ДУРДОМ
Трудно найти режиссера, больше сделавшего для антирекламы своего фильма на родине, чем А. Кончаловский. Уже первые слухи о сюжете “Дома дураков” повергали в тоску. “Дурдом на границе Чечни и Ингушетии, оказавшийся в зоне боевых действий...” — ну явный же перебор! Тема психушки в России вообще относится к разряду сомнительных. Это на Западе с его развитой медицинской и социальной помощью можно снимать кино про счастливых даунов, гениальных шизофреников и очаровательных паралитиков. А у нас в стране участь душевнобольных до такой степени незавидна, что всякий зритель заранее понимает: кроме полной и беспросветной “чернухи”, из кино про психов ничего получиться не может. А тут еще и война...

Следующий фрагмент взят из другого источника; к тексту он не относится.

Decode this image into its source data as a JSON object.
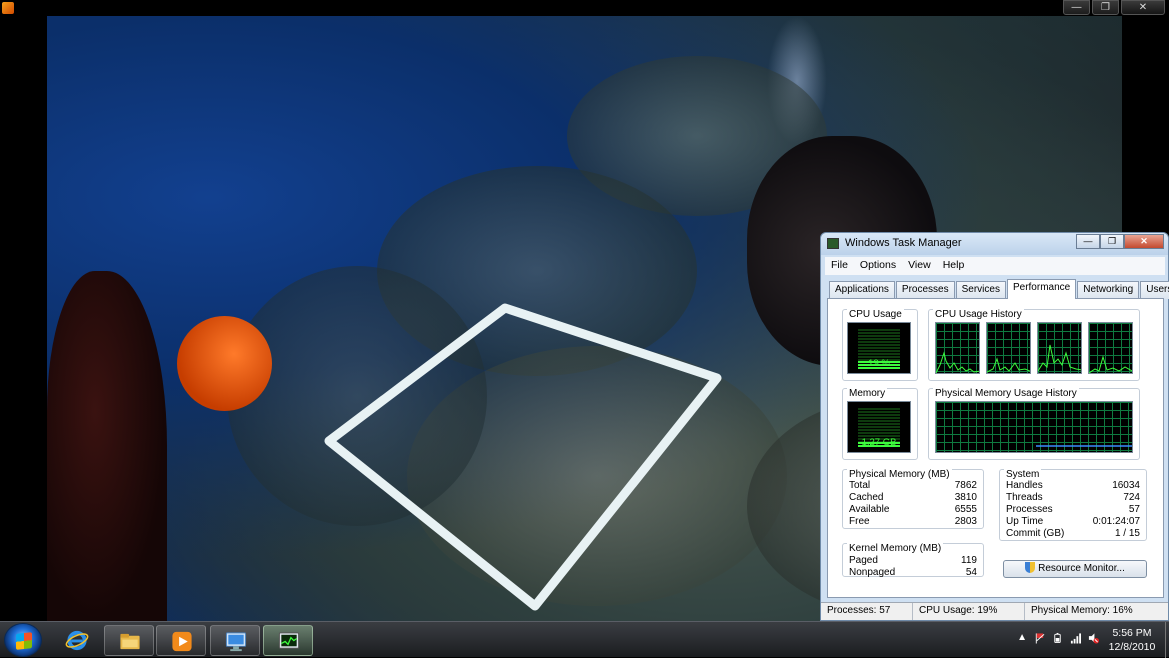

Кроме того, было известно, что в главной роли снялась юная красавица — жена режиссера Ю. Высоцкая. То есть абсолютно благополучная молодая женщина изображает на экране сумасшедшую наряду с настоящими обитателями специнтерната. Сочетание в кадре профессиональных актеров и реальных больных — прием крайне рискованный. А в актерскую гениальность новоявленной звезды мало кто верил.
Затем фильм получил Гран-при на Венецианском фестивале, при том, что отзывы видевших его отечественных критиков были кислыми: мол, фильм плохой, а приз ему дали только за то, что чеченцы там показаны с большим сочувствием, нежели русские.
А когда разразился скандал с выдвижением картины на “Оскара” в обход полюбившейся всем “Кукушки”, общественное мнение было уже окончательно против “Дома дураков”. Все ждали грандиозного провала. И многие дождались. Хотя после пресс-просмотра реакция критиков была довольно-таки неожиданной. Люди выходили и говорили: “Да, это, конечно, ни в какие ворота не лезет!” — но на лицах была написана радость. Не злорадство, а именно радость, как после детского утренника.
Фильм действительно “не лезет ни в какие ворота” настолько, что “ворота” попросту сносит. Когда после начального титра: “Картина основана на реальных событиях” — на экране появляется поезд, украшенный лампочками, словно в рекламе кока-колы, понимаешь: тебя ждет весьма нетривиальное зрелище. И дальше Кончаловский с безоглядной отвагой отметает в своей картине все нормы приличия, вкуса и ползучего реализма. Унылый быт пациентов дурдома он скрашивает зажигательными политическими скетчами в исполнении М. Полицеймако, которая играет свихнувшуюся пламенную демократку Викторию (явная карикатура на В. Новодворскую). Утреннюю очередь в сортир выстраивает из натуральных увечных и персонажей-клоунов вроде Гоги (Г. Овакимьян) — жгучего педика-армянина в сетчатой маечке, с голым пупком. Даже самый элементарный бытовой проход по коридору Кончаловский снимает так, что в кадре мы видим тетку с болезненно распухшими ногами-колодами и идущую следом Жанну — Ю. Высоцкую, которая нарочито косолапит, выворачивая свои идеально стройные ножки. Молодая красотка изо всех сил шепелявит, кривит ноги, беспрестанно теребит подол и похожа на больную примерно так же, как Любовь Орлова — на домработницу в фильме “Веселые ребята”. Она даже внешне напоминает звезду советского кино, особенно в дурацком гриме с накрашенными щеками и торчащими из-под шляпы косичками. Качество копии не так уж важно, важен прием — эксцентрическое использование внешности неотразимой блондинки. И этот прием работает, задавая необходимую меру условности: “как в кино”.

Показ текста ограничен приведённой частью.